Aller directement au contenu

    Pourquoi il faut lire l'étude sur le vote FN des policiers avec prudence

    Une étude parue en mars 2016 refait surface aujourd'hui. Si une «vraie tendance» se dégage, les résultats ne sont pas aussi tranchés que certains médias veulent le croire.

    Sur BFMTV jeudi matin, Christophe Barbier réagissait aux manifestations sauvages de policiers, et estimait que l'orientation politique du vote des fonctionnaires de police était l'une des raisons de la colère:

    Pour l'éditorialiste, une étude du CEVIPOF apporterait la preuve de la montée du FN parmi les effectifs des policiers et des gendarmes français. Problème: cette étude repose sur un fondement statistique fragile, et ne suffit pas à tirer de conclusions sur le vote des fonctionnaires de police et de gendarmerie.

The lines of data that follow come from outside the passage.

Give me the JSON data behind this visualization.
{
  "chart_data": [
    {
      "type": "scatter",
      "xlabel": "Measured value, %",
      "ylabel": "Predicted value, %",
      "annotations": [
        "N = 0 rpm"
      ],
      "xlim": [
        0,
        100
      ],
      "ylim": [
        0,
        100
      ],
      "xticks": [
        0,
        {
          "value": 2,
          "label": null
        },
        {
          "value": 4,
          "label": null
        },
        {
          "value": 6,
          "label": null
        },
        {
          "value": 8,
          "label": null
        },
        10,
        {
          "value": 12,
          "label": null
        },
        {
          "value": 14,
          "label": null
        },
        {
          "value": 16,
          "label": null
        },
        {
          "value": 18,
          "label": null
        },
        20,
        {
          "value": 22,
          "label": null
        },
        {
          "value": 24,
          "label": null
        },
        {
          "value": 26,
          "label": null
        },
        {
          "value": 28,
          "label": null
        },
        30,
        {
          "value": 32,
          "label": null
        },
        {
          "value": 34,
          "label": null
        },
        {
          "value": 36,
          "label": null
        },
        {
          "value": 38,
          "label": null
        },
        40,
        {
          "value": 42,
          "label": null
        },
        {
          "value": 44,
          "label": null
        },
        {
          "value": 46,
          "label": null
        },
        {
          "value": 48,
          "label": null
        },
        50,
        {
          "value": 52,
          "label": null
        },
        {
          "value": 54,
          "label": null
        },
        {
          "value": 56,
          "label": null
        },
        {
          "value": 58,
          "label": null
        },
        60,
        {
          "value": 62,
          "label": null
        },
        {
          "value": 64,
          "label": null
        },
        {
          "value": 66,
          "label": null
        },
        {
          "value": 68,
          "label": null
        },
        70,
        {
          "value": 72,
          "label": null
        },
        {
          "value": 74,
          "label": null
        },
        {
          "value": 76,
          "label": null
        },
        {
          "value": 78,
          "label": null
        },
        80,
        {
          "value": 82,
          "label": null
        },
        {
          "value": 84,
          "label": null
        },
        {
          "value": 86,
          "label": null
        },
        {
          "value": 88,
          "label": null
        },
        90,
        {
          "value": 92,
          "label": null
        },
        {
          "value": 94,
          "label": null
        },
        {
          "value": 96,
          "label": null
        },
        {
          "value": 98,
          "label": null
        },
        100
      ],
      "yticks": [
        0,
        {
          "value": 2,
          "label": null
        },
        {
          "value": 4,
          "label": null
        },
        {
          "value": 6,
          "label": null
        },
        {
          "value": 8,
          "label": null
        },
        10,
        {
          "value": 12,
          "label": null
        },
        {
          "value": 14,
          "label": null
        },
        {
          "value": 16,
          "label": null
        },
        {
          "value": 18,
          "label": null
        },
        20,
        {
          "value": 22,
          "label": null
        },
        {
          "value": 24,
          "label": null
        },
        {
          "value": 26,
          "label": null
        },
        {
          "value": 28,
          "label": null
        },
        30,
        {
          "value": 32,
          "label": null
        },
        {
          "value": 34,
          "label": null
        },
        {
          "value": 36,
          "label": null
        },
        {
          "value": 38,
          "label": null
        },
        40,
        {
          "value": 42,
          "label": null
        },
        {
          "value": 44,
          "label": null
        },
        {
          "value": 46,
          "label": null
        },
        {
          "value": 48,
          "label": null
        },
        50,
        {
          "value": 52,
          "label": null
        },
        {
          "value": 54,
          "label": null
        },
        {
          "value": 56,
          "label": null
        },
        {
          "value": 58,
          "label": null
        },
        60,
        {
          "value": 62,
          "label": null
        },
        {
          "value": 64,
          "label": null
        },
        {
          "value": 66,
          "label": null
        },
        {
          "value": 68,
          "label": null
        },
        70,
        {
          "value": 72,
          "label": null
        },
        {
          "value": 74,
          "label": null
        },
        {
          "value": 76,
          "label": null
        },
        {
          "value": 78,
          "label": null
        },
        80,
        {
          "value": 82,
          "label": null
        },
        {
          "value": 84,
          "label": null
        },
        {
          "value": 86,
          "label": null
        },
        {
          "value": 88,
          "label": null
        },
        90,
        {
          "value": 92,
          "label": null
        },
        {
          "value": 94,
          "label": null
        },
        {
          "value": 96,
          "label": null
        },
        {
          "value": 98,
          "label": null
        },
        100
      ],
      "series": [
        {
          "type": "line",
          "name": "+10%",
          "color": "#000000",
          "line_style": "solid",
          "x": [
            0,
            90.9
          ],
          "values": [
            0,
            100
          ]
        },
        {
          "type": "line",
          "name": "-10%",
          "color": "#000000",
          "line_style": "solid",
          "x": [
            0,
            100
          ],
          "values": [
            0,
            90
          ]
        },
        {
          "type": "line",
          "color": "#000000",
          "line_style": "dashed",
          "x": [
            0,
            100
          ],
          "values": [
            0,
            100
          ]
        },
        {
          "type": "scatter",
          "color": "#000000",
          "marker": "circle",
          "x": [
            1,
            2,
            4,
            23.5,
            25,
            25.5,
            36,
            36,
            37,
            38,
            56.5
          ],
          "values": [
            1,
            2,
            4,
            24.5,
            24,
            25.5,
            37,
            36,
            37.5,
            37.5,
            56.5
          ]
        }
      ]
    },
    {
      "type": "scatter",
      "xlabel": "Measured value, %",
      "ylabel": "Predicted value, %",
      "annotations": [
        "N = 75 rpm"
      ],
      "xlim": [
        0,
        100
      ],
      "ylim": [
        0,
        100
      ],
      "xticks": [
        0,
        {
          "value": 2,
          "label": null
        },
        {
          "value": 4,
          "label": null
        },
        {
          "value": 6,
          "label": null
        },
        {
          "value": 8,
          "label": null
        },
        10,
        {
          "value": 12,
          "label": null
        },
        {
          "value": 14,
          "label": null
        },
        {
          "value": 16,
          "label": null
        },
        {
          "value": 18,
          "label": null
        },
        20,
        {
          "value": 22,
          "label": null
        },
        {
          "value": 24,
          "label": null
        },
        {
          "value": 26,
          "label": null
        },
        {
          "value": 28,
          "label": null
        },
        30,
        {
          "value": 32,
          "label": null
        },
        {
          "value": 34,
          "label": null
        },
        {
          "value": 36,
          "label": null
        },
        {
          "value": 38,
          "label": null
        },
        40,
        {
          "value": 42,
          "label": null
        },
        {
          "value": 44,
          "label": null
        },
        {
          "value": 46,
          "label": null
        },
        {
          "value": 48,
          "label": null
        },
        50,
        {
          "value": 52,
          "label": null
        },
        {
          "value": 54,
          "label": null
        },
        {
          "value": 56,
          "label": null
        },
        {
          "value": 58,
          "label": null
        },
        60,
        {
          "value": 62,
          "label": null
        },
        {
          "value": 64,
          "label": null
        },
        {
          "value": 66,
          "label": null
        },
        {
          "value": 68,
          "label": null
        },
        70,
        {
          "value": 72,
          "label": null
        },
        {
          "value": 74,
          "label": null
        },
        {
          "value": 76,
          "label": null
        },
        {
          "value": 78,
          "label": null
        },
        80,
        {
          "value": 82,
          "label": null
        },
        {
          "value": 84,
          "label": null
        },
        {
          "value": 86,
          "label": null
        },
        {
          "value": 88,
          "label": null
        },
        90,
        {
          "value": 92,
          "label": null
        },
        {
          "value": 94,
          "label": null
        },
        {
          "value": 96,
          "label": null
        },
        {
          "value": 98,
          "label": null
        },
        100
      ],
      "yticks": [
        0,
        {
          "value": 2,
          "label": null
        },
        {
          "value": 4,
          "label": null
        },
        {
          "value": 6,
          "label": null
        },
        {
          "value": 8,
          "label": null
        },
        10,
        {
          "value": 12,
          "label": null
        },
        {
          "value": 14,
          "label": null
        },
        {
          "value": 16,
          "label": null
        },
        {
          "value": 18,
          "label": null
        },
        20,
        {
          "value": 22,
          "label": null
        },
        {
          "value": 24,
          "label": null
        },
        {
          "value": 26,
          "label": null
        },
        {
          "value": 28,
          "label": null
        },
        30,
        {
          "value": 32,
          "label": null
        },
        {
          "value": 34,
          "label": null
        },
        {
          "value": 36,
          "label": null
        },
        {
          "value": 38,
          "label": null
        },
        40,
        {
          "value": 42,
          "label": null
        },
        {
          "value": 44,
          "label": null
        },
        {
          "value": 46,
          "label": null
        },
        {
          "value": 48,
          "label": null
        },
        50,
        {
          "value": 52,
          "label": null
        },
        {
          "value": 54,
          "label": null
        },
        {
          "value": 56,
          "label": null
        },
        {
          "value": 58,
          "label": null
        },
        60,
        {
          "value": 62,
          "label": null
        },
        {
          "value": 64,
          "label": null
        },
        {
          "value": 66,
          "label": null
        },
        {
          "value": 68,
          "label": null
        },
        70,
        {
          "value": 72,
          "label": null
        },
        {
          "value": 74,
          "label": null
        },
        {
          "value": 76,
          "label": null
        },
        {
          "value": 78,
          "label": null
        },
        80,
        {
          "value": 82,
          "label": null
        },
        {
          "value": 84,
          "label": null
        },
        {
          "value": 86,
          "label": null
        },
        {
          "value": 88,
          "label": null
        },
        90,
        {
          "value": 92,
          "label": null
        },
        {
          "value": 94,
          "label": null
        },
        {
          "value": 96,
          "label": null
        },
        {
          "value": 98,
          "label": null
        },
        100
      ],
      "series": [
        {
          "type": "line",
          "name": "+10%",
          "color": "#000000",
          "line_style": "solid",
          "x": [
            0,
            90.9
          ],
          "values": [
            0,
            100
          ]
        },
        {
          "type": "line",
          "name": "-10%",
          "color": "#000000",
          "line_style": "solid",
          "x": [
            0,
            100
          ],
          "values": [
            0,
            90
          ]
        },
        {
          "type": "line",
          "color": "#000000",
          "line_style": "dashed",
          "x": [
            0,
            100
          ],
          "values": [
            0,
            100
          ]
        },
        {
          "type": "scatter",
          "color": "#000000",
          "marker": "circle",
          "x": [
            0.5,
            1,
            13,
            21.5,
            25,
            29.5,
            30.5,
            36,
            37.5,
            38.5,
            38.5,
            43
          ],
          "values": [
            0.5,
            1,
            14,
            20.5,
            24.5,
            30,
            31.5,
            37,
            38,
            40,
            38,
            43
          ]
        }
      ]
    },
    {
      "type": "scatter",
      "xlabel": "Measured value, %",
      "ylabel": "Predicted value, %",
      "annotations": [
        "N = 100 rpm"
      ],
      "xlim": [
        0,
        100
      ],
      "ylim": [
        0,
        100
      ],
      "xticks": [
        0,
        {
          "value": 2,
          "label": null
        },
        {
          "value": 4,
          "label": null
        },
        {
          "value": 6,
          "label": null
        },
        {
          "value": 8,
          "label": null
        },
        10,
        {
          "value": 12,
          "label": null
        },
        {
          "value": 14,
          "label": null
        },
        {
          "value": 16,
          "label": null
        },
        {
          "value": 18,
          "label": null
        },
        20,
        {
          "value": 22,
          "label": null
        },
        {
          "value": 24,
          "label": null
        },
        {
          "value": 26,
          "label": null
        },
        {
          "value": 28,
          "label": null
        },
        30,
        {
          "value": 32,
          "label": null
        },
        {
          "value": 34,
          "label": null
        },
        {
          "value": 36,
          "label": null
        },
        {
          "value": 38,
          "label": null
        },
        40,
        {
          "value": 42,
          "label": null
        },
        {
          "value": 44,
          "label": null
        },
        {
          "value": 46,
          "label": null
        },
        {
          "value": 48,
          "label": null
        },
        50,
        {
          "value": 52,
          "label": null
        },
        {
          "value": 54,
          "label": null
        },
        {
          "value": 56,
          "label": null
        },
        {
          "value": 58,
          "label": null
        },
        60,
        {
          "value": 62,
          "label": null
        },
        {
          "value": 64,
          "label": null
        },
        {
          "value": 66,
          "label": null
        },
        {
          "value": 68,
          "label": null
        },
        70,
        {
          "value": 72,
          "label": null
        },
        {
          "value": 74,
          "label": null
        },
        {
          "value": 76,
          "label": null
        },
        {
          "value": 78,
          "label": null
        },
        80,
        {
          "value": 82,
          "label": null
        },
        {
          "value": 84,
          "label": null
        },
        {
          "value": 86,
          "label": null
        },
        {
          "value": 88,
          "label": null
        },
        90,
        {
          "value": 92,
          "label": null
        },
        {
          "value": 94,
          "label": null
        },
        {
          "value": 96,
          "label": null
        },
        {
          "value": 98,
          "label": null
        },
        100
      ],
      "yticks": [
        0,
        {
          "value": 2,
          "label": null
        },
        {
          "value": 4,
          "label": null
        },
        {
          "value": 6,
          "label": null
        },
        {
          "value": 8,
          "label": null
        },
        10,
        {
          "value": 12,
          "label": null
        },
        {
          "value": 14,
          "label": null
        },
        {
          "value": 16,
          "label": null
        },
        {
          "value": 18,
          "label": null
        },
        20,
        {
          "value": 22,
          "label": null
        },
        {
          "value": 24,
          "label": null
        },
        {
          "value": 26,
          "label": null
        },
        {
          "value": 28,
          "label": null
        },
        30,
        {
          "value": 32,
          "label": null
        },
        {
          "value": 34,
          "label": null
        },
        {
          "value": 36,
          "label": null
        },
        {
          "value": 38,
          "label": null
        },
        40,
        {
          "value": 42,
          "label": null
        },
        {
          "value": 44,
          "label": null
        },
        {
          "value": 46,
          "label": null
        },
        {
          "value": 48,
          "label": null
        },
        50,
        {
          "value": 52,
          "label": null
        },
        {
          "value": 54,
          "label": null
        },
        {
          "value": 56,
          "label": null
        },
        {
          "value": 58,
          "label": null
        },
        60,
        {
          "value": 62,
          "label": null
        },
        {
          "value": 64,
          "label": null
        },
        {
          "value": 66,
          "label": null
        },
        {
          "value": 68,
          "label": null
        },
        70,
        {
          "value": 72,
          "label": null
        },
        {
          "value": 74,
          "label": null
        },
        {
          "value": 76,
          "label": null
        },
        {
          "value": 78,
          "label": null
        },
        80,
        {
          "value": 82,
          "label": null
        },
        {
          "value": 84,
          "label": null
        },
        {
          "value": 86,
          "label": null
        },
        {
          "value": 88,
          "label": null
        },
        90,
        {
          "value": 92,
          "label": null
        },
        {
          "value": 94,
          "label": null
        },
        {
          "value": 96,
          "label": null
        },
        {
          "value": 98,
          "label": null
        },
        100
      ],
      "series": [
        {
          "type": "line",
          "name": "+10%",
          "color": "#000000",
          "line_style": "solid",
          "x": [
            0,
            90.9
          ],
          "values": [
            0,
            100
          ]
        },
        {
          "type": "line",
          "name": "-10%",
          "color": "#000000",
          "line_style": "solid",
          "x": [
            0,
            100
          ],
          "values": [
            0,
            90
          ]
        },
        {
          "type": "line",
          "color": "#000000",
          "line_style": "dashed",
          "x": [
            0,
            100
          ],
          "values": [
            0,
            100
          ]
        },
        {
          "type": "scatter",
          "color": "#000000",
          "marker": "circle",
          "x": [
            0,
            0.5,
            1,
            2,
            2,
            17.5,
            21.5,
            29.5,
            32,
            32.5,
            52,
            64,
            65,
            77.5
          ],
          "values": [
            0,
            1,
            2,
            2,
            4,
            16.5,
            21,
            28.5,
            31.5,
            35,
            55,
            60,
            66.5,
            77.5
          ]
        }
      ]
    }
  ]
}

    Un échantillon imprécis

    En décembre 2015, le Centre de recherches politiques de Sciences Po (CEVIPOF) publie une étude statistique intitulée «Les fonctionnaires et le Front national» dirigée par Luc Rouban, directeur de recherche au CNRS. La note méthodologique du document explique que le sondage a été réalisé «auprès de 23 061, 21 385 et 21 326 personnes interrogées selon la méthode des quotas».

    Les résultats du sondage sont éloquents. Selon le graphique présenté, 53% des policiers et militaires interrogés ont voté pour le FN au premier tour des élections régionales de 2015.

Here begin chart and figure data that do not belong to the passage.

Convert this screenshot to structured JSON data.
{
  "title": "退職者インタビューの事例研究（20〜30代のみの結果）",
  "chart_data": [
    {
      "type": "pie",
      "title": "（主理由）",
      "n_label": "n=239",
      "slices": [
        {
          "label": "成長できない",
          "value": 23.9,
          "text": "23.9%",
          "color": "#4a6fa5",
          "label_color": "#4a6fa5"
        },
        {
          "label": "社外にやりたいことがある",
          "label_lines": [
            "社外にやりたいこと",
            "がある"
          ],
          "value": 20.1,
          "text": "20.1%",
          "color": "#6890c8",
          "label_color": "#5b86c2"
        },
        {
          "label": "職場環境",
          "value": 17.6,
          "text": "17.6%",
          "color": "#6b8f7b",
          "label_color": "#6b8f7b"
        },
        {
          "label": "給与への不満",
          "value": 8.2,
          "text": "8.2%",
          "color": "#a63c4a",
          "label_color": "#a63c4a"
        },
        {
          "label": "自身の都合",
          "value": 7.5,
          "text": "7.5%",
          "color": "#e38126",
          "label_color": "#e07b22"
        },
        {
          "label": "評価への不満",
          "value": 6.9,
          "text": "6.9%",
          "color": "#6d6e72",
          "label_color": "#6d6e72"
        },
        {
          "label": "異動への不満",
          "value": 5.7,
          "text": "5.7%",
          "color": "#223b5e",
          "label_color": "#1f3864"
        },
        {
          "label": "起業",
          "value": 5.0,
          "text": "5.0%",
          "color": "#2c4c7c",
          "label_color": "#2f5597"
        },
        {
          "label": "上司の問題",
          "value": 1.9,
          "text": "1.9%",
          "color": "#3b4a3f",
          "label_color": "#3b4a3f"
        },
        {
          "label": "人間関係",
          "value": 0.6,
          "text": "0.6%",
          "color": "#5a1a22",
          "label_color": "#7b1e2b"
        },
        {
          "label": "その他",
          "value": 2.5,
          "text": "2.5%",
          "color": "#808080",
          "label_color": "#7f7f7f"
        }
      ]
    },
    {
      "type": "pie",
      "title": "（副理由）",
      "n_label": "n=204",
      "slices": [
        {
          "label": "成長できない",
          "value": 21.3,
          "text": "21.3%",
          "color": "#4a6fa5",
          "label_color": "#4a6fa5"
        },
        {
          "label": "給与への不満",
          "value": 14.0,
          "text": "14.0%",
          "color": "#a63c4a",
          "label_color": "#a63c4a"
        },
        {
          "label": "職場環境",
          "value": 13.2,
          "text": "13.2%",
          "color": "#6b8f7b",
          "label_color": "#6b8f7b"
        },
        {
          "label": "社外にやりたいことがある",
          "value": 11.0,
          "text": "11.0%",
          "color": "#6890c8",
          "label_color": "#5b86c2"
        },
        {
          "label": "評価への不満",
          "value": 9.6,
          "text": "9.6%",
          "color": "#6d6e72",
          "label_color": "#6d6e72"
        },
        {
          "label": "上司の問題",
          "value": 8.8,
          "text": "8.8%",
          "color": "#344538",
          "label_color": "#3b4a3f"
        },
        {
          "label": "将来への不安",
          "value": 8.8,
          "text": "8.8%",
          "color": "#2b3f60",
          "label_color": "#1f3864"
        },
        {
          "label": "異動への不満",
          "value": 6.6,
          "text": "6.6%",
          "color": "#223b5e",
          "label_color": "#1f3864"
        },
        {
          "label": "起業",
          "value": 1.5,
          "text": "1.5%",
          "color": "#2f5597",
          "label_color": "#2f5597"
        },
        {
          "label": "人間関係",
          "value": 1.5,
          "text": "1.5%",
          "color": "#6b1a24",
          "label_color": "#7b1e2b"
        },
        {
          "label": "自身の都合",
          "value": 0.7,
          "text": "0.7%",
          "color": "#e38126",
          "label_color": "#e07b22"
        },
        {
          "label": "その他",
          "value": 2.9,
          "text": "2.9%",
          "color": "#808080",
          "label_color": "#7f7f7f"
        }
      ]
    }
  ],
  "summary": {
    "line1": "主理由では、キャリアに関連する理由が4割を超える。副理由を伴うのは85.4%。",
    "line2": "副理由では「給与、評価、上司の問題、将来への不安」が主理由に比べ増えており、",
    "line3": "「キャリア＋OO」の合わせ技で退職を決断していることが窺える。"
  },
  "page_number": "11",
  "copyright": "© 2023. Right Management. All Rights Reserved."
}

    Une donnée qui fait dire à de nombreux médias qu'«un policier sur deux vote FN» ou «serait prêt à voter» pour le FN.

    Policiers et militaires mélangés

    Dans le document fourni par le CEVIPOF, le nombre de policiers et gendarmes interrogés pour mener l'enquête portant sur les élections régionales de 2015 n'est pas précisé. Ce sont donc 53% des policiers et militaires interrogés qui déclarent avoir voté pour le FN en 2015, et non 51,5% des policiers dont le nombre n'est pas connu.

    Plus loin dans l'étude, le CEVIPOF interroge policiers et militaires sur leurs intentions de vote pour l'élection présidentielle de 2017. Deux hypothèses sont proposées aux sondés: soit le candidat de la droite est Nicolas Sarkozy, soit il s'agit d'Alain Juppé. Et là encore, les résultats sont significatifs:

    Selon le candidat de la droite, les résultats changent. Ainsi, si Nicolas Sarkozy est désigné par la primaire de la droite et du centre, 55% des policiers et militaires se tourneront vers le FN. Ils ne seront que 52,5% si c'est Alain Juppé qui se présente au premier tour en 2017.

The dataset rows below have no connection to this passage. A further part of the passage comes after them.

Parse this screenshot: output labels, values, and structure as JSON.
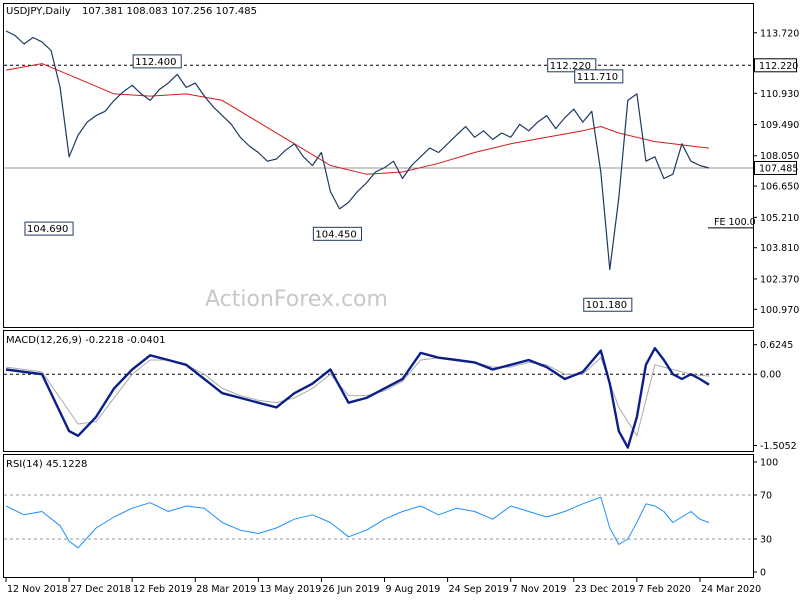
{
  "chart_data": {
    "type": "line",
    "symbol_header": "USDJPY,Daily",
    "ohlc_header": "107.381 108.083 107.256 107.485",
    "watermark": "ActionForex.com",
    "price_axis": {
      "range": [
        100.2,
        115.0
      ],
      "ticks": [
        "113.720",
        "112.220",
        "110.930",
        "109.490",
        "108.050",
        "107.485",
        "106.650",
        "105.210",
        "103.810",
        "102.370",
        "100.970"
      ],
      "current_price": 107.485,
      "current_label": "107.485",
      "resistance": 112.22,
      "resistance_label": "112.220"
    },
    "annotations": [
      {
        "text": "112.400",
        "x": 19,
        "y": 112.4
      },
      {
        "text": "104.690",
        "x": 7,
        "y": 104.69
      },
      {
        "text": "104.450",
        "x": 39,
        "y": 104.45
      },
      {
        "text": "112.220",
        "x": 65,
        "y": 112.22
      },
      {
        "text": "111.710",
        "x": 68,
        "y": 111.71
      },
      {
        "text": "101.180",
        "x": 69,
        "y": 101.18
      }
    ],
    "fe_label": {
      "text": "FE 100.0",
      "y": 105.0
    },
    "x_labels": [
      {
        "text": "12 Nov 2018",
        "x": 0
      },
      {
        "text": "27 Dec 2018",
        "x": 7
      },
      {
        "text": "12 Feb 2019",
        "x": 14
      },
      {
        "text": "28 Mar 2019",
        "x": 21
      },
      {
        "text": "13 May 2019",
        "x": 28
      },
      {
        "text": "26 Jun 2019",
        "x": 35
      },
      {
        "text": "9 Aug 2019",
        "x": 42
      },
      {
        "text": "24 Sep 2019",
        "x": 49
      },
      {
        "text": "7 Nov 2019",
        "x": 56
      },
      {
        "text": "23 Dec 2019",
        "x": 63
      },
      {
        "text": "7 Feb 2020",
        "x": 70
      },
      {
        "text": "24 Mar 2020",
        "x": 77
      }
    ],
    "x_range": [
      0,
      82
    ],
    "series": [
      {
        "name": "USDJPY close",
        "x": [
          0,
          1,
          2,
          3,
          4,
          5,
          6,
          7,
          8,
          9,
          10,
          11,
          12,
          13,
          14,
          15,
          16,
          17,
          18,
          19,
          20,
          21,
          22,
          23,
          24,
          25,
          26,
          27,
          28,
          29,
          30,
          31,
          32,
          33,
          34,
          35,
          36,
          37,
          38,
          39,
          40,
          41,
          42,
          43,
          44,
          45,
          46,
          47,
          48,
          49,
          50,
          51,
          52,
          53,
          54,
          55,
          56,
          57,
          58,
          59,
          60,
          61,
          62,
          63,
          64,
          65,
          66,
          67,
          68,
          69,
          70,
          71,
          72,
          73,
          74,
          75,
          76,
          77,
          78
        ],
        "values": [
          113.8,
          113.6,
          113.2,
          113.5,
          113.3,
          112.9,
          111.2,
          108.0,
          109.0,
          109.6,
          109.9,
          110.1,
          110.6,
          111.0,
          111.3,
          110.9,
          110.6,
          111.1,
          111.4,
          111.8,
          111.2,
          111.4,
          110.8,
          110.3,
          109.9,
          109.5,
          108.9,
          108.5,
          108.2,
          107.8,
          107.9,
          108.3,
          108.6,
          108.0,
          107.6,
          108.2,
          106.4,
          105.6,
          105.9,
          106.4,
          106.8,
          107.3,
          107.5,
          107.8,
          107.0,
          107.6,
          108.0,
          108.4,
          108.2,
          108.6,
          109.0,
          109.4,
          108.9,
          109.2,
          108.8,
          109.1,
          108.9,
          109.5,
          109.2,
          109.6,
          109.9,
          109.3,
          109.8,
          110.2,
          109.6,
          110.1,
          107.3,
          102.8,
          106.1,
          110.6,
          110.9,
          107.8,
          108.0,
          107.0,
          107.2,
          108.6,
          107.8,
          107.6,
          107.485
        ]
      },
      {
        "name": "MA",
        "x": [
          0,
          4,
          8,
          12,
          16,
          20,
          24,
          28,
          32,
          36,
          40,
          44,
          48,
          52,
          56,
          60,
          64,
          66,
          68,
          70,
          72,
          74,
          76,
          78
        ],
        "values": [
          112.0,
          112.3,
          111.6,
          110.9,
          110.8,
          110.9,
          110.6,
          109.6,
          108.6,
          107.6,
          107.2,
          107.3,
          107.7,
          108.2,
          108.6,
          108.9,
          109.2,
          109.4,
          109.1,
          108.9,
          108.7,
          108.6,
          108.5,
          108.4
        ]
      }
    ],
    "macd": {
      "header": "MACD(12,26,9) -0.2218 -0.0401",
      "range": [
        -1.6,
        0.85
      ],
      "ticks": [
        "0.6245",
        "0.00",
        "-1.5052"
      ],
      "series": [
        {
          "name": "MACD",
          "x": [
            0,
            4,
            7,
            8,
            10,
            12,
            14,
            16,
            18,
            20,
            22,
            24,
            26,
            28,
            30,
            32,
            34,
            36,
            38,
            40,
            42,
            44,
            46,
            48,
            50,
            52,
            54,
            56,
            58,
            60,
            62,
            64,
            66,
            67,
            68,
            69,
            70,
            71,
            72,
            73,
            74,
            75,
            76,
            77,
            78
          ],
          "values": [
            0.1,
            0.0,
            -1.2,
            -1.3,
            -0.9,
            -0.3,
            0.1,
            0.4,
            0.3,
            0.2,
            -0.1,
            -0.4,
            -0.5,
            -0.6,
            -0.7,
            -0.4,
            -0.2,
            0.1,
            -0.6,
            -0.5,
            -0.3,
            -0.1,
            0.45,
            0.35,
            0.3,
            0.25,
            0.1,
            0.2,
            0.3,
            0.15,
            -0.1,
            0.05,
            0.5,
            -0.2,
            -1.2,
            -1.55,
            -0.9,
            0.2,
            0.55,
            0.3,
            0.0,
            -0.1,
            0.0,
            -0.1,
            -0.22
          ]
        },
        {
          "name": "Signal",
          "x": [
            0,
            4,
            8,
            10,
            12,
            14,
            16,
            18,
            20,
            22,
            24,
            26,
            28,
            30,
            32,
            34,
            36,
            38,
            40,
            42,
            44,
            46,
            48,
            50,
            52,
            54,
            56,
            58,
            60,
            62,
            64,
            66,
            68,
            70,
            72,
            74,
            76,
            78
          ],
          "values": [
            0.15,
            0.05,
            -1.05,
            -1.0,
            -0.5,
            0.0,
            0.3,
            0.3,
            0.2,
            0.0,
            -0.3,
            -0.45,
            -0.55,
            -0.6,
            -0.5,
            -0.3,
            0.0,
            -0.45,
            -0.45,
            -0.35,
            -0.15,
            0.3,
            0.35,
            0.3,
            0.25,
            0.15,
            0.15,
            0.25,
            0.2,
            0.0,
            0.0,
            0.35,
            -0.7,
            -1.3,
            0.2,
            0.1,
            0.0,
            -0.04
          ]
        }
      ]
    },
    "rsi": {
      "header": "RSI(14) 45.1228",
      "range": [
        0,
        100
      ],
      "ticks": [
        "100",
        "70",
        "30",
        "0"
      ],
      "levels": [
        70,
        30
      ],
      "series": [
        {
          "name": "RSI",
          "x": [
            0,
            2,
            4,
            6,
            7,
            8,
            10,
            12,
            14,
            16,
            18,
            20,
            22,
            24,
            26,
            28,
            30,
            32,
            34,
            36,
            38,
            40,
            42,
            44,
            46,
            48,
            50,
            52,
            54,
            56,
            58,
            60,
            62,
            64,
            66,
            67,
            68,
            69,
            70,
            71,
            72,
            73,
            74,
            75,
            76,
            77,
            78
          ],
          "values": [
            60,
            52,
            55,
            42,
            28,
            22,
            40,
            50,
            58,
            63,
            55,
            60,
            58,
            45,
            38,
            35,
            40,
            48,
            52,
            45,
            32,
            38,
            48,
            55,
            60,
            52,
            58,
            55,
            48,
            60,
            55,
            50,
            55,
            62,
            68,
            40,
            25,
            30,
            45,
            62,
            60,
            55,
            45,
            50,
            55,
            48,
            45
          ]
        }
      ]
    }
  }
}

    Encore une fois, difficile pour autant de tirer des conclusions de ce tableau. En effet, comme l'indique la dernière ligne de l'étude, l'échantillon de policiers et militaires interrogé n'est pas le même. Dans le premier cas, 383 personnes ont été interrogées, alors que dans la seconde hypothèse, ils sont 586. Encore une fois, policiers et militaires ne sont pas différenciés.

    Pour Bruno Cautrès, chercheur au CEVIPOF, l'étude est tout de même significative:

    «Compte tenu des résultats obtenus pour Marine Le Pen, on a quand même une vraie tendance» résume le chercheur. «Il est très difficile de dire quelle est la marge d'erreur sur un échantillon de cette taille, mais il est vrai que si vous voulez être représentatif, il faut faire un sondage juste sur les policiers».

    Ce ne sont donc pas 57% des policiers qui disent vouloir voter pour le FN en 2017, comme annoncé par Christophe Barbier, mais entre 52,5 et 55% des policiers et militaires interrogés, soit moins de 300 fonctionnaires. Sur 144.000 policiers et 98.000 gendarmes que comptent les effectifs nationaux.